HISTORY REPEATING ITSELF – PART SIX

It most definitely wasn’t a case of once bitten twice shy when in April 1987 the YDA re-launched itself as a fundraising organisation during yet another time of crisis at the club. Given that Mike Lyons will always be regarded as something of a demonic figure at Blundell Park, it is perhaps ironic that it was apparently the former manager’s enthusiasm which founded the revamped YDA, but so it was.

Their motto had changed slightly from “Through Youth to Success” to the more streamlined “Success Through Youth” and there were mainly new names on the committee, including Dave Boylen and John Tondeur, but the aim was the same, i.e. “the promotion of sporting and athletic activities amongst young people and in particular the promotion of Association Football by the support of Youth Training and Youth Recruitment Programmes of GTFC”.

Early fundraising activities included a memorabilia sale, committee members competing in a fun run, a fashion show and a matchday bucket collection and by November 1987, the YDA was paying the expenses for triallists and providing wet suits for the Colts.
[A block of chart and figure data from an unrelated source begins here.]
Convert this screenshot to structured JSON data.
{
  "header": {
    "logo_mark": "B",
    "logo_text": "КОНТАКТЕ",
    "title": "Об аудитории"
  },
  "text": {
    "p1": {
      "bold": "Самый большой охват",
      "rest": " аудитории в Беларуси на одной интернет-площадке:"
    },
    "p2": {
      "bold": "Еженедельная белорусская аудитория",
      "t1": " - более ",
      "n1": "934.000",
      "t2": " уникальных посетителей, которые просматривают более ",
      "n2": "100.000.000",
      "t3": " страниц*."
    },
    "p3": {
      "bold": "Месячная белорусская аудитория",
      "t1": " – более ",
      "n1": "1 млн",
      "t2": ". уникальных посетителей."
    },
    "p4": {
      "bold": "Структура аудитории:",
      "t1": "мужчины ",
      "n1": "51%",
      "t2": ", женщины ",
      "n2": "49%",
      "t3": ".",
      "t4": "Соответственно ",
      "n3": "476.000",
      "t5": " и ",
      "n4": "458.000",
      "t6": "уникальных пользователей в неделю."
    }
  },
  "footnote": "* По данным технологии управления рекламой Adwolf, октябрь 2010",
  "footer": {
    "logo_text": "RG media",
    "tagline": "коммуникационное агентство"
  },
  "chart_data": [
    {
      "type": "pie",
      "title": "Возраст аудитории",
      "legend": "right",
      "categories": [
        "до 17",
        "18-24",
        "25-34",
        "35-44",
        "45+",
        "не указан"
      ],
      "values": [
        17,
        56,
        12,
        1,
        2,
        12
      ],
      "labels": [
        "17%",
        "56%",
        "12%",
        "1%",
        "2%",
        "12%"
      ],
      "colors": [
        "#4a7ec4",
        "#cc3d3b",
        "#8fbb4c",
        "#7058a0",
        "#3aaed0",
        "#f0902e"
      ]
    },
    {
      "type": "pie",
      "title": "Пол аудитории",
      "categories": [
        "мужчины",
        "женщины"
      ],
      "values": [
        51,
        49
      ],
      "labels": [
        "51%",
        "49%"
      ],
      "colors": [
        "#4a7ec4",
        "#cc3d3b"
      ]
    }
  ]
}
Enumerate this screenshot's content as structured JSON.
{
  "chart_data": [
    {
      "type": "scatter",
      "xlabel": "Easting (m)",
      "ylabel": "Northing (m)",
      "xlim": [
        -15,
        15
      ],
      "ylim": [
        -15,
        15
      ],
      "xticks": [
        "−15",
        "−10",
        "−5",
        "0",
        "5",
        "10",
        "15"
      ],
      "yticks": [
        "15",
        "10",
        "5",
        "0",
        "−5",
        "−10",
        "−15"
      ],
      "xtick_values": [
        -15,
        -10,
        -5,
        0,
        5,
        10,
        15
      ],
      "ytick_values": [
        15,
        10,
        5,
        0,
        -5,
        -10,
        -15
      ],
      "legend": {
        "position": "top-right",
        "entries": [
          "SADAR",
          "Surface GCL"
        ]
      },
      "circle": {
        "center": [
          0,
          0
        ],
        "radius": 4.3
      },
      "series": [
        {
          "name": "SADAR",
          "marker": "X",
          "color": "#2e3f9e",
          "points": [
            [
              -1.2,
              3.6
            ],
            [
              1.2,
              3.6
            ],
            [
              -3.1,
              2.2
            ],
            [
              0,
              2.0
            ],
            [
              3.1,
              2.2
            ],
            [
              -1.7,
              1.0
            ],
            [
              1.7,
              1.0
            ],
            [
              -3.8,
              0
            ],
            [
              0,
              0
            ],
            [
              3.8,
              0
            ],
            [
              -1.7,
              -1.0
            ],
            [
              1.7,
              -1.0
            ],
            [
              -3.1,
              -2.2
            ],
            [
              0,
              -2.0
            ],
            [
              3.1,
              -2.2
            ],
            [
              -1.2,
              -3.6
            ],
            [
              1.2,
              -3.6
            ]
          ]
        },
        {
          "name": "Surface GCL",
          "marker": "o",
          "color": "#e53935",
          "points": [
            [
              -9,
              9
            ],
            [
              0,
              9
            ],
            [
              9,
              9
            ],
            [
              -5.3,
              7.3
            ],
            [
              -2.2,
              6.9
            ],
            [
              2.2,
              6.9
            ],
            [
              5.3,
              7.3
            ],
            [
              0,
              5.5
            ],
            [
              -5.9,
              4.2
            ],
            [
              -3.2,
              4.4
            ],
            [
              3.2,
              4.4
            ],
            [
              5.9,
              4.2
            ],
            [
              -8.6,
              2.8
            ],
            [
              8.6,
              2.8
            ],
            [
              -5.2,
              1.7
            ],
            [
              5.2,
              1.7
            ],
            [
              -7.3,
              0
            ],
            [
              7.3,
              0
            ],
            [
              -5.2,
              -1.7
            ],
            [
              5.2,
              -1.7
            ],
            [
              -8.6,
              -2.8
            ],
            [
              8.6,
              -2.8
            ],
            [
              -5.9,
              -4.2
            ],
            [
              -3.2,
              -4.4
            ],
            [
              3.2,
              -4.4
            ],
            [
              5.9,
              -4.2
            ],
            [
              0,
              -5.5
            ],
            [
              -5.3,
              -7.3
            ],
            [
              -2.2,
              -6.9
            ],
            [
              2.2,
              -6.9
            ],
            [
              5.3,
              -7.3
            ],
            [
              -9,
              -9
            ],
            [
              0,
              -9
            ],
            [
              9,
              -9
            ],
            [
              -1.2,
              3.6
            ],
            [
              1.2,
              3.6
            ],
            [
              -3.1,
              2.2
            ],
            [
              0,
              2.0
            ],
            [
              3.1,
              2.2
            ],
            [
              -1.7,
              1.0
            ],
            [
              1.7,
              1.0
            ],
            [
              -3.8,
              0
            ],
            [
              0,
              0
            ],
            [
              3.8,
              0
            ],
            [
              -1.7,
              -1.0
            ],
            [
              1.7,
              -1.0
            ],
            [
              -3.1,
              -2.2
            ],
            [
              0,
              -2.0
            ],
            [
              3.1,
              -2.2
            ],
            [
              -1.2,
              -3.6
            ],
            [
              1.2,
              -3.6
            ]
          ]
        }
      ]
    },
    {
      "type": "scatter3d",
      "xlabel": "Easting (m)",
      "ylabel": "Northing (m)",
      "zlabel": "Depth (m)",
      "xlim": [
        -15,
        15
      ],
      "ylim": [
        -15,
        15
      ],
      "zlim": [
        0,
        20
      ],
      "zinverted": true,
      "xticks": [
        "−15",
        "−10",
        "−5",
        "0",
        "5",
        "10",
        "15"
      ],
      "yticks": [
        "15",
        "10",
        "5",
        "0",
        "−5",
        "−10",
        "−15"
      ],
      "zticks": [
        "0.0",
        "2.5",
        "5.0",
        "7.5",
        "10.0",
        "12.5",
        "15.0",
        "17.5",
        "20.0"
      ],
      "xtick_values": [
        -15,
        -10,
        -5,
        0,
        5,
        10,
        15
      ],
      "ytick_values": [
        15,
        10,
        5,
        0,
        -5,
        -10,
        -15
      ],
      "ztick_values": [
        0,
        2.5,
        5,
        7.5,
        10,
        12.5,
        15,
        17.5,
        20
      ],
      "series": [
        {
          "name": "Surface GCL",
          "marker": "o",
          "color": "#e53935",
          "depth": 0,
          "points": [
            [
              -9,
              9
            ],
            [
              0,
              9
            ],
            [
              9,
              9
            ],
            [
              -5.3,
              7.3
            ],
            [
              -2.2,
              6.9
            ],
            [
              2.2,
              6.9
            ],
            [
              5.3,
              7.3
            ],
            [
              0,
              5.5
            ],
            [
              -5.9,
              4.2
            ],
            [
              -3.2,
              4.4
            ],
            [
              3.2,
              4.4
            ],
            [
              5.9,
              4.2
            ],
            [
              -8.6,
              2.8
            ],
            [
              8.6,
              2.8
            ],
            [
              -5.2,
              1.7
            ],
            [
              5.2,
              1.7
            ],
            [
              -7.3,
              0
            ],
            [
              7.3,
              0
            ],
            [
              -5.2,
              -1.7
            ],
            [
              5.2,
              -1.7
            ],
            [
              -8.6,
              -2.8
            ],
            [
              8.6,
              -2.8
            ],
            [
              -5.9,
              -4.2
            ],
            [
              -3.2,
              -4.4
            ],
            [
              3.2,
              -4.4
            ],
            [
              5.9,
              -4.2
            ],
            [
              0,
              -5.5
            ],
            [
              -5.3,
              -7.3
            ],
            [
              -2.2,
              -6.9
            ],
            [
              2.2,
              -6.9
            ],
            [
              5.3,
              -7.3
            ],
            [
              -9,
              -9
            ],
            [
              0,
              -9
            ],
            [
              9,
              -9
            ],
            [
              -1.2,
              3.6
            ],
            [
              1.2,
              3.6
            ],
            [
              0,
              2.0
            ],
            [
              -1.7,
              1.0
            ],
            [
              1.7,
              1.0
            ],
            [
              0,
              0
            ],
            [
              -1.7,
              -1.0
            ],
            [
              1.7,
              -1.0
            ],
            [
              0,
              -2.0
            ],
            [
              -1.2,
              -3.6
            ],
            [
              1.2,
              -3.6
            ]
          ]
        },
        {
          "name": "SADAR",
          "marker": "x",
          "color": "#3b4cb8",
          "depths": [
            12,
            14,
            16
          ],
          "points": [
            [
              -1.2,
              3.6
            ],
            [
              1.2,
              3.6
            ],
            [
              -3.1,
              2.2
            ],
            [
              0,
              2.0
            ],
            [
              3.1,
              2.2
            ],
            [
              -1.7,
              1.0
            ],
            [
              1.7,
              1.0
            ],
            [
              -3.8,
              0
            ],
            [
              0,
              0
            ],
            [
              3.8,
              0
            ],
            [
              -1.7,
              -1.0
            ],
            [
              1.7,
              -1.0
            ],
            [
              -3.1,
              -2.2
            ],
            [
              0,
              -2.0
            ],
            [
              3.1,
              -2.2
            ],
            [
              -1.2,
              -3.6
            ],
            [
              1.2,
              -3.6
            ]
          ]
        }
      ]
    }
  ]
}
By January 1988, the YDA was “becoming an essential part of the Blundell Park make-up”, although later that month their column reported that during a pre-match collection, “a lot of people saw the letters ‘YDA’ on the buckets and wondered what they stood for” and soon after commented that “one of the most important things in any fundraising organisation is to get yourself known. If you cannot bang the publicity drum for yourself, then you cannot expect anyone else to do it for you.”

Later that year, the YDA paid for the U12 and U14 teams to visit Ayr for a tournament and supplied the School of Excellence with plastic footballs and by the following season, the arrival of Alan Buckley saw the players, management and staff of GTFC all joining the YDA. However its membership still stood at only 170, which given the importance of what they were doing seems pathetic when membership was only a fiver a year.

By the start of 1989, the YDA had taken on responsibility for financing the School of Excellence. £2000 to £3000 was needed to ensure that the SOE and the Colts were provided for and triallists were financed and so the bucket collections, jumble sales and other fundraising activities continued because “a successful youth policy requires continuity. It must never again be allowed to cease”.

Regrettably, if the programme is anything to go by, the publicity drum, so crucial to the organisation’s success, began to be banged with increasing infrequency during the early 1990s. As with the YDA’s previous incarnation, this coincided with a period of success in the club’s history and presumably complacency had set in. So the programme columns became irregular and then non-existent, with only the occasional mention in passing of what a great job the YDA was doing in helping GTFC develop its youth programme.

Clearly the YDA was still raising money until at least 1996, when it handed over the keys to a new minibus to then Youth Team Coach John Cockerill, who wrote that the club “are indebted to the YDA for their support and funding... [their] backing is so important.”

So why the hell aren’t the YDA still in existence? Fair enough, youth football now receives funding from national sources, but given that GTST has in the last year or so funded kit for the youth team, paid travel expenses for triallists and sponsored six youth team players and the player of the month trophies for the School of Excellence teams, clearly that funding does not provide for everything that the SOE and youth team need.

The fact is that the YDA should still be around, but the reality is that it isn’t and we should all regret its passing.